I think the way this works is fascinating. When I first lay down the “bacteria” into my simulated MEGA-Plate environment, most of them die right away! They simply can’t survive in the toxic middle area, and so they die out and leave empty space behind. The ones lucky enough to be placed near the edges, though, they do fine. They keep evolving, gradually getting better HIFF scores. Eventually, one of them gets a high enough score that it can survive in the next space over, so it migrates there and finds itself alone in a big open space. Since it has no competition, it gets to reproduce like crazy, completely filling the new territory with its children, each one just a little bit different from itself, because of mutations. Except, the minimum score here is a bit higher than before. Any children that get a much lower score can’t survive here; only the ones that are about the same or better can. That means the environment works like a ratchet, pushing the population to ever high scores as they gradually climb the ramp of increasing difficulty.
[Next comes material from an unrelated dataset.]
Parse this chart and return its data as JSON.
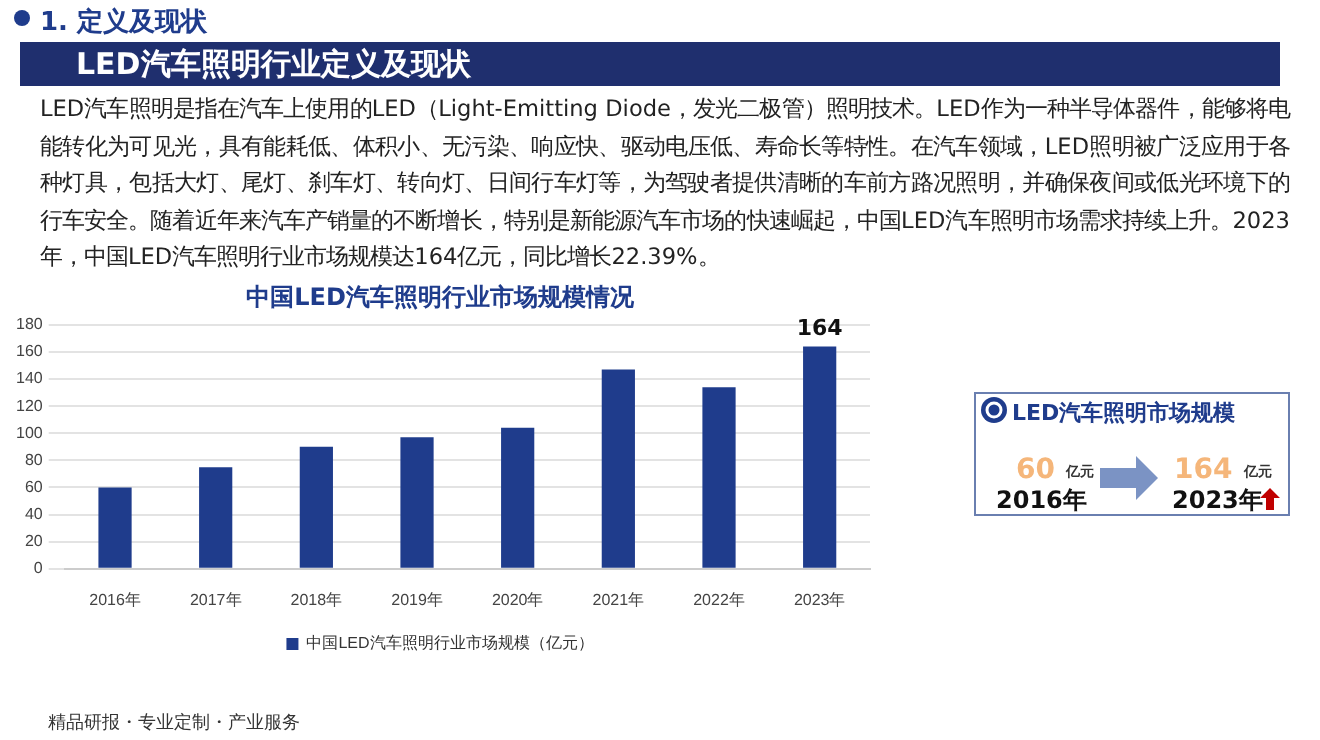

Looking at it another way, my algorithm starts out by broadly exploring the space of possible numbers, without concern for which ones are better or worse. But, when one does get a higher score, that one gets rewarded with access to more territory and more children. That’s like starting up a whole new evolutionary search, beginning from a better baseline. When that happens, I go back to searching very broadly, just with a higher standard for survival. Any number is allowed, just so long as it isn’t worse. The spatial structure of the environment and its gradual ramp up in difficulty is what decides how strong the selection pressure is, and what manages this back-and-forth process of “exploring” the search space very broadly and “exploiting” the numbers that got higher scores. This “explore / exploit trade-off” is a big topic of interest in the field of EAs, and something we typically have to tune by hand, but I got an EA to automatically solve this problem for me!
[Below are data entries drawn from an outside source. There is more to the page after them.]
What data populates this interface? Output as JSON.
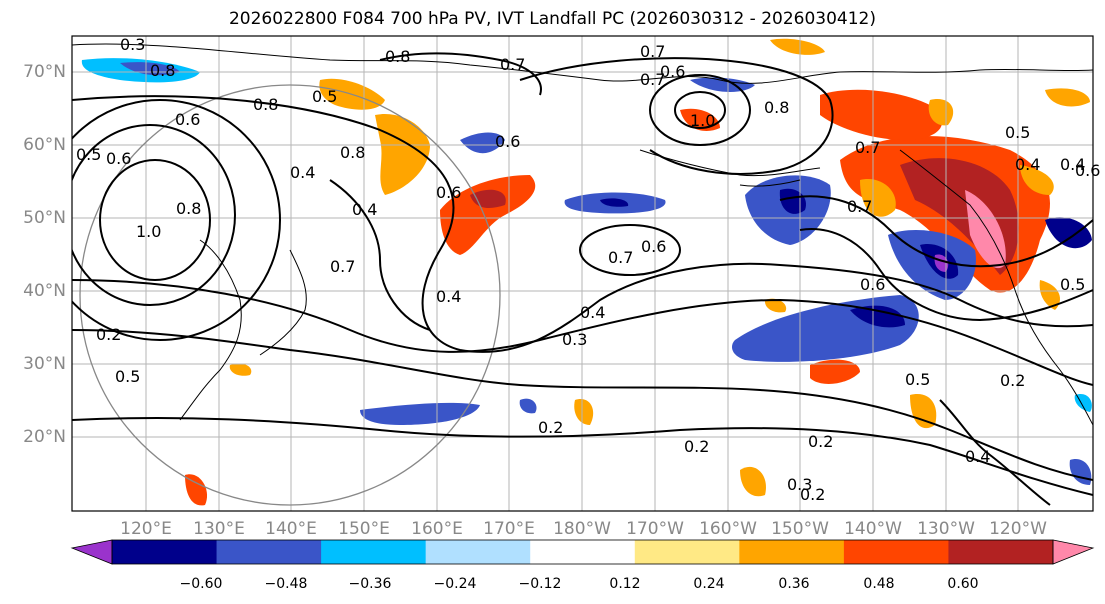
{
  "title": "2026022800 F084 700 hPa PV, IVT Landfall PC (2026030312 - 2026030412)",
  "lat_labels": [
    "70°N",
    "60°N",
    "50°N",
    "40°N",
    "30°N",
    "20°N"
  ],
  "lon_labels": [
    "120°E",
    "130°E",
    "140°E",
    "150°E",
    "160°E",
    "170°E",
    "180°W",
    "170°W",
    "160°W",
    "150°W",
    "140°W",
    "130°W",
    "120°W"
  ],
  "colorbar": {
    "ticks": [
      "−0.60",
      "−0.48",
      "−0.36",
      "−0.24",
      "−0.12",
      "0.12",
      "0.24",
      "0.36",
      "0.48",
      "0.60"
    ],
    "colors": [
      "#9a33cc",
      "#00008b",
      "#3a55c8",
      "#00bfff",
      "#b0e0ff",
      "#ffffff",
      "#ffe985",
      "#ffa500",
      "#ff4500",
      "#b22222",
      "#ff88aa"
    ]
  },
  "contour_labels": [
    "0.3",
    "0.8",
    "0.8",
    "0.8",
    "0.5",
    "0.6",
    "0.8",
    "0.4",
    "0.6",
    "0.5",
    "1.0",
    "0.4",
    "0.6",
    "0.6",
    "0.7",
    "0.7",
    "0.4",
    "0.2",
    "0.5",
    "0.7",
    "0.6",
    "1.0",
    "0.7",
    "0.8",
    "0.7",
    "0.7",
    "0.6",
    "0.4",
    "0.3",
    "0.2",
    "0.2",
    "0.2",
    "0.3",
    "0.2",
    "0.5",
    "0.2",
    "0.4",
    "0.4",
    "0.5",
    "0.5",
    "0.4",
    "0.6",
    "0.8",
    "0.7",
    "0.6"
  ]
}
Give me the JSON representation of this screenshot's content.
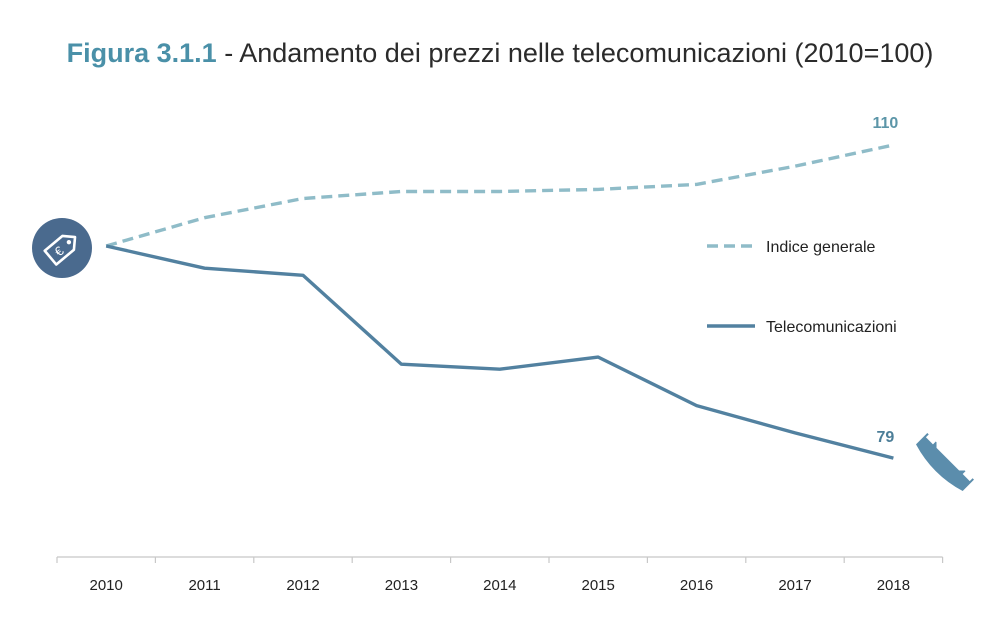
{
  "title": {
    "figure_number": "Figura 3.1.1",
    "text": " - Andamento dei prezzi nelle telecomunicazioni (2010=100)"
  },
  "icons": {
    "start": "price-tag-icon",
    "end": "telephone-icon"
  },
  "chart_data": {
    "type": "line",
    "categories": [
      "2010",
      "2011",
      "2012",
      "2013",
      "2014",
      "2015",
      "2016",
      "2017",
      "2018"
    ],
    "series": [
      {
        "name": "Indice generale",
        "values": [
          100,
          102.8,
          104.7,
          105.4,
          105.4,
          105.6,
          106.1,
          107.9,
          110
        ],
        "style": "dashed",
        "color": "#8fbcc8"
      },
      {
        "name": "Telecomunicazioni",
        "values": [
          100,
          97.8,
          97.1,
          88.3,
          87.8,
          89,
          84.2,
          81.5,
          79
        ],
        "style": "solid",
        "color": "#5281a0"
      }
    ],
    "data_labels": [
      {
        "series": "Indice generale",
        "category": "2018",
        "text": "110"
      },
      {
        "series": "Telecomunicazioni",
        "category": "2018",
        "text": "79"
      }
    ],
    "ylim": [
      70,
      118
    ],
    "legend_position": "right",
    "grid": false,
    "xlabel": "",
    "ylabel": ""
  }
}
It’s still not clear how to make this practically useful. HIFF is just a number guessing game that I used it as a stand-in for some more interesting task. This kind of EA ought to be good at open-ended exploration of complex problems, which is why it does well at a deceptive problem, like HIFF. But HIFF only has two best answers! This approach might be much more useful and interesting in a more open-ended problem area, where there are countless different ways to succeed. Perhaps something like a robot, or a game-playing AI, or a search for many good answers, rather than the best answer. But I won’t know until I actually try!
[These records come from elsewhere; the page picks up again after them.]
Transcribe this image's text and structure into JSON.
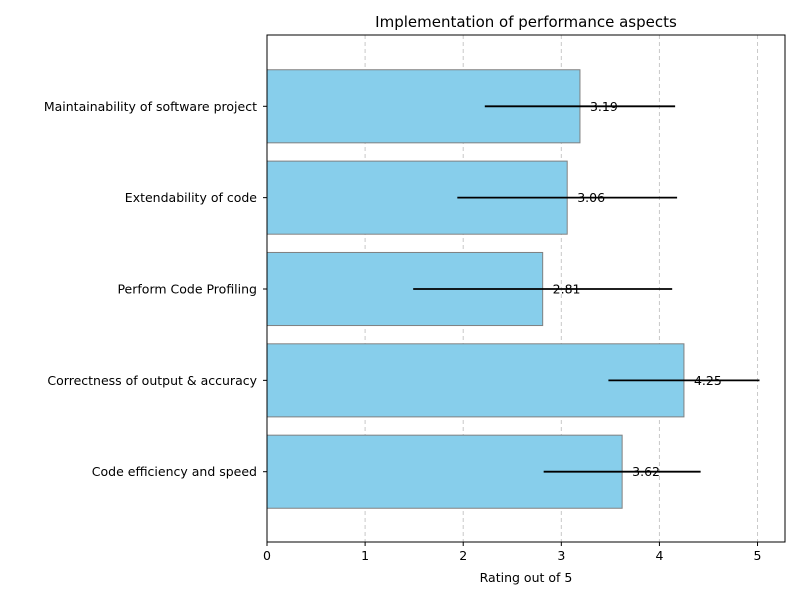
{
  "chart_data": {
    "type": "bar",
    "orientation": "horizontal",
    "title": "Implementation of performance aspects",
    "xlabel": "Rating out of 5",
    "ylabel": "",
    "xlim": [
      0,
      5.28
    ],
    "xticks": [
      "0",
      "1",
      "2",
      "3",
      "4",
      "5"
    ],
    "grid": "x-dashed",
    "categories": [
      "Maintainability of software project",
      "Extendability of code",
      "Perform Code Profiling",
      "Correctness of output & accuracy",
      "Code efficiency and speed"
    ],
    "values": [
      3.19,
      3.06,
      2.81,
      4.25,
      3.62
    ],
    "value_labels": [
      "3.19",
      "3.06",
      "2.81",
      "4.25",
      "3.62"
    ],
    "error": [
      0.97,
      1.12,
      1.32,
      0.77,
      0.8
    ],
    "colors": {
      "bar_fill": "#87ceeb",
      "bar_edge": "#808080",
      "error_bar": "#000000",
      "grid": "#c8c8c8"
    }
  }
}
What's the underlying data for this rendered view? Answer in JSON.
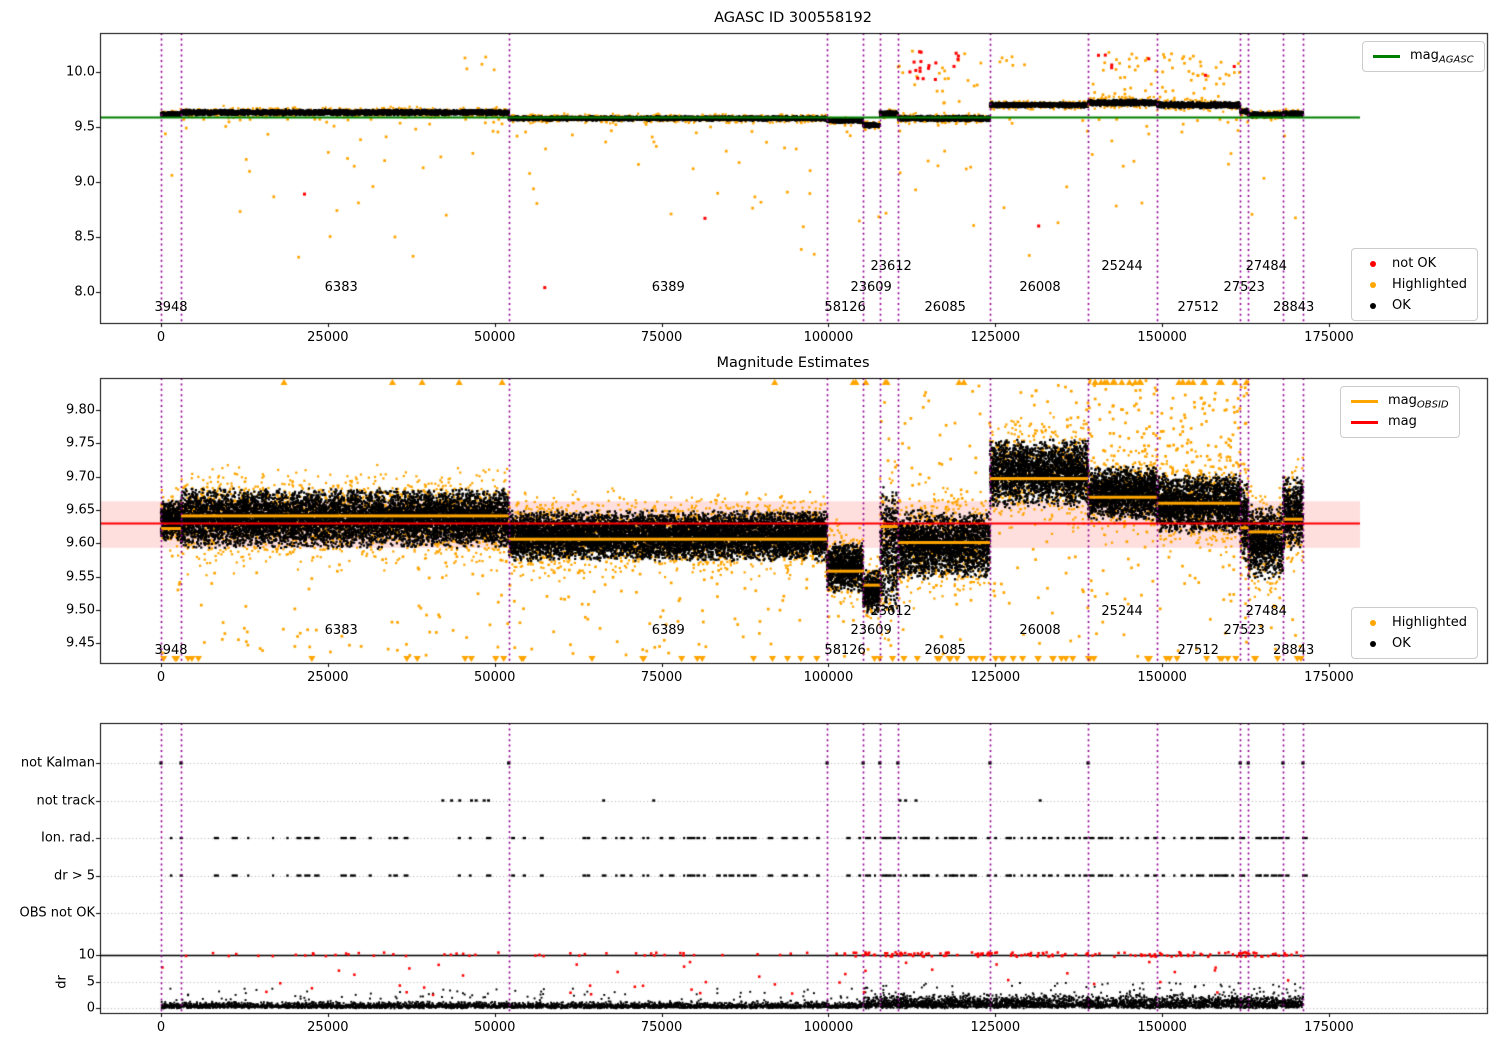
{
  "colors": {
    "orange": "#FFA500",
    "green": "#008000",
    "red": "#FF0000",
    "black": "#000000",
    "purple": "#930093",
    "pink_band": "rgba(255,0,0,0.13)",
    "grid": "#b3b3b3",
    "legend_border": "#cccccc",
    "background": "#ffffff"
  },
  "boundaries": [
    0,
    3000,
    52100,
    99800,
    105200,
    107700,
    110400,
    124200,
    138900,
    149200,
    161700,
    162900,
    168100,
    171100
  ],
  "obsid_labels": [
    {
      "obsid": "3948",
      "x": 1500,
      "row": 3
    },
    {
      "obsid": "6383",
      "x": 27000,
      "row": 2
    },
    {
      "obsid": "6389",
      "x": 76000,
      "row": 2
    },
    {
      "obsid": "58126",
      "x": 102500,
      "row": 3
    },
    {
      "obsid": "23609",
      "x": 106400,
      "row": 2
    },
    {
      "obsid": "23612",
      "x": 109400,
      "row": 1
    },
    {
      "obsid": "26085",
      "x": 117500,
      "row": 3
    },
    {
      "obsid": "26008",
      "x": 131700,
      "row": 2
    },
    {
      "obsid": "25244",
      "x": 144000,
      "row": 1
    },
    {
      "obsid": "27512",
      "x": 155400,
      "row": 3
    },
    {
      "obsid": "27523",
      "x": 162300,
      "row": 2
    },
    {
      "obsid": "27484",
      "x": 165600,
      "row": 1
    },
    {
      "obsid": "28843",
      "x": 169700,
      "row": 3
    }
  ],
  "chart_data": [
    {
      "type": "scatter",
      "title": "AGASC ID 300558192",
      "xticks": [
        0,
        25000,
        50000,
        75000,
        100000,
        125000,
        150000,
        175000
      ],
      "yticks": [
        8.0,
        8.5,
        9.0,
        9.5,
        10.0
      ],
      "ylim": [
        7.72,
        10.36
      ],
      "xlim": [
        -9100,
        198700
      ],
      "ref_line": {
        "label_base": "mag",
        "label_sub": "AGASC",
        "value": 9.59,
        "color": "#008000"
      },
      "legend_markers": [
        {
          "label": "not OK",
          "color": "#FF0000"
        },
        {
          "label": "Highlighted",
          "color": "#FFA500"
        },
        {
          "label": "OK",
          "color": "#000000"
        }
      ],
      "segments": [
        {
          "obsid": "3948",
          "x0": 0,
          "x1": 3000,
          "mag": 9.615,
          "spread": 0.018
        },
        {
          "obsid": "6383",
          "x0": 3000,
          "x1": 52100,
          "mag": 9.632,
          "spread": 0.02
        },
        {
          "obsid": "6389",
          "x0": 52100,
          "x1": 99800,
          "mag": 9.578,
          "spread": 0.016
        },
        {
          "obsid": "58126",
          "x0": 99800,
          "x1": 105200,
          "mag": 9.556,
          "spread": 0.015
        },
        {
          "obsid": "23609",
          "x0": 105200,
          "x1": 107700,
          "mag": 9.516,
          "spread": 0.018
        },
        {
          "obsid": "23612",
          "x0": 107700,
          "x1": 110400,
          "mag": 9.62,
          "spread": 0.022
        },
        {
          "obsid": "26085",
          "x0": 110400,
          "x1": 124200,
          "mag": 9.578,
          "spread": 0.02
        },
        {
          "obsid": "26008",
          "x0": 124200,
          "x1": 138900,
          "mag": 9.7,
          "spread": 0.018
        },
        {
          "obsid": "25244",
          "x0": 138900,
          "x1": 149200,
          "mag": 9.72,
          "spread": 0.022
        },
        {
          "obsid": "27512",
          "x0": 149200,
          "x1": 161700,
          "mag": 9.7,
          "spread": 0.022
        },
        {
          "obsid": "27523",
          "x0": 161700,
          "x1": 162900,
          "mag": 9.64,
          "spread": 0.02
        },
        {
          "obsid": "27484",
          "x0": 162900,
          "x1": 168100,
          "mag": 9.61,
          "spread": 0.02
        },
        {
          "obsid": "28843",
          "x0": 168100,
          "x1": 171100,
          "mag": 9.62,
          "spread": 0.02
        }
      ],
      "red_outliers": [
        [
          21500,
          8.89
        ],
        [
          57500,
          8.04
        ],
        [
          81500,
          8.67
        ],
        [
          131500,
          8.6
        ],
        [
          148000,
          10.12
        ],
        [
          156500,
          9.97
        ],
        [
          160800,
          10.05
        ]
      ],
      "red_clusters": [
        {
          "x0": 111500,
          "x1": 117200,
          "m0": 9.92,
          "m1": 10.22,
          "n": 14
        },
        {
          "x0": 118800,
          "x1": 119900,
          "m0": 10.02,
          "m1": 10.2,
          "n": 4
        },
        {
          "x0": 140300,
          "x1": 142700,
          "m0": 10.02,
          "m1": 10.16,
          "n": 4
        }
      ],
      "orange_above": [
        {
          "x0": 138900,
          "x1": 161800,
          "m0": 9.74,
          "m1": 10.18,
          "n": 70
        },
        {
          "x0": 110400,
          "x1": 124200,
          "m0": 9.7,
          "m1": 10.2,
          "n": 22
        },
        {
          "x0": 125500,
          "x1": 129800,
          "m0": 9.95,
          "m1": 10.2,
          "n": 6
        },
        {
          "x0": 45500,
          "x1": 50800,
          "m0": 9.9,
          "m1": 10.15,
          "n": 5
        }
      ],
      "orange_below": {
        "x0": 0,
        "x1": 171000,
        "m0": 8.3,
        "m1": 9.57,
        "n": 150
      }
    },
    {
      "type": "scatter",
      "title": "Magnitude Estimates",
      "xticks": [
        0,
        25000,
        50000,
        75000,
        100000,
        125000,
        150000,
        175000
      ],
      "yticks": [
        9.45,
        9.5,
        9.55,
        9.6,
        9.65,
        9.7,
        9.75,
        9.8
      ],
      "ylim": [
        9.42,
        9.848
      ],
      "xlim": [
        -9100,
        198700
      ],
      "obsid_line_legend": {
        "label_base": "mag",
        "label_sub": "OBSID",
        "color": "#FFA500"
      },
      "mag_line": {
        "label_base": "mag",
        "label_sub": "",
        "value": 9.63,
        "color": "#FF0000"
      },
      "mag_band": [
        9.593,
        9.663
      ],
      "legend_markers": [
        {
          "label": "Highlighted",
          "color": "#FFA500"
        },
        {
          "label": "OK",
          "color": "#000000"
        }
      ],
      "segments": [
        {
          "obsid": "3948",
          "x0": 0,
          "x1": 3000,
          "lo": 9.607,
          "hi": 9.662,
          "line": 9.622
        },
        {
          "obsid": "6383",
          "x0": 3000,
          "x1": 52100,
          "lo": 9.596,
          "hi": 9.678,
          "line": 9.641
        },
        {
          "obsid": "6389",
          "x0": 52100,
          "x1": 99800,
          "lo": 9.576,
          "hi": 9.646,
          "line": 9.606
        },
        {
          "obsid": "58126",
          "x0": 99800,
          "x1": 105200,
          "lo": 9.53,
          "hi": 9.6,
          "line": 9.558
        },
        {
          "obsid": "23609",
          "x0": 105200,
          "x1": 107700,
          "lo": 9.497,
          "hi": 9.56,
          "line": 9.537
        },
        {
          "obsid": "23612",
          "x0": 107700,
          "x1": 110400,
          "lo": 9.5,
          "hi": 9.68,
          "line": 9.625
        },
        {
          "obsid": "26085",
          "x0": 110400,
          "x1": 124200,
          "lo": 9.55,
          "hi": 9.645,
          "line": 9.601
        },
        {
          "obsid": "26008",
          "x0": 124200,
          "x1": 138900,
          "lo": 9.658,
          "hi": 9.752,
          "line": 9.697
        },
        {
          "obsid": "25244",
          "x0": 138900,
          "x1": 149200,
          "lo": 9.638,
          "hi": 9.712,
          "line": 9.669
        },
        {
          "obsid": "27512",
          "x0": 149200,
          "x1": 161700,
          "lo": 9.618,
          "hi": 9.7,
          "line": 9.66
        },
        {
          "obsid": "27523",
          "x0": 161700,
          "x1": 162900,
          "lo": 9.575,
          "hi": 9.69,
          "line": 9.623
        },
        {
          "obsid": "27484",
          "x0": 162900,
          "x1": 168100,
          "lo": 9.548,
          "hi": 9.652,
          "line": 9.617
        },
        {
          "obsid": "28843",
          "x0": 168100,
          "x1": 171100,
          "lo": 9.593,
          "hi": 9.7,
          "line": 9.636
        }
      ],
      "orange_spray": [
        {
          "x0": 138900,
          "x1": 162900,
          "m0": 9.7,
          "m1": 9.845,
          "n": 160
        },
        {
          "x0": 124200,
          "x1": 138900,
          "m0": 9.75,
          "m1": 9.84,
          "n": 25
        },
        {
          "x0": 107700,
          "x1": 124200,
          "m0": 9.65,
          "m1": 9.84,
          "n": 40
        }
      ],
      "orange_scatter": {
        "x0": 0,
        "x1": 171000,
        "m0": 9.43,
        "m1": 9.62,
        "n": 300
      },
      "clip_low_n": 70,
      "clip_high": [
        {
          "x0": 138900,
          "x1": 162900,
          "n": 26
        },
        {
          "x0": 100000,
          "x1": 125000,
          "n": 8
        },
        {
          "x0": 15000,
          "x1": 95000,
          "n": 6
        }
      ]
    },
    {
      "type": "flags",
      "rows": [
        "not Kalman",
        "not track",
        "Ion. rad.",
        "dr > 5",
        "OBS not OK"
      ],
      "dr": {
        "label": "dr",
        "ticks": [
          0,
          5,
          10
        ],
        "cap": 10
      },
      "xticks": [
        0,
        25000,
        50000,
        75000,
        100000,
        125000,
        150000,
        175000
      ],
      "not_kalman_x": [
        0,
        3000,
        52100,
        99800,
        105200,
        107700,
        110400,
        124200,
        138900,
        161700,
        162900,
        168100,
        171100
      ],
      "not_track_spans": [
        [
          42000,
          45200
        ],
        [
          46300,
          49700
        ],
        [
          66100,
          66700
        ],
        [
          73600,
          74200
        ],
        [
          110500,
          112200
        ],
        [
          112900,
          114300
        ],
        [
          131500,
          132000
        ]
      ],
      "obs_not_ok_x": [],
      "data_x_end": 171100
    }
  ]
}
Overall, I’m quite happy with this experiment. I was able to reproduce results from a favorite biology paper on my computer, and show how it relates to the kinds of search and optimization problems that Computer Scientists care about. I also got to apply the CS perspective to a Biology experiment, analyzing this “range expansion” phenomenon in terms of problem solving and search processes. It’s a modest start, but this is exactly the kind of work I set out to do, and I had a lot of fun doing it. It also earned an A+ for me and my partner, Anna Rees, on our final project for Evolutionary Computation class, a trip to Japan, and even a nomination for best paper at ALife 2025! So that’s pretty sweet. I hope to do more like this in the future.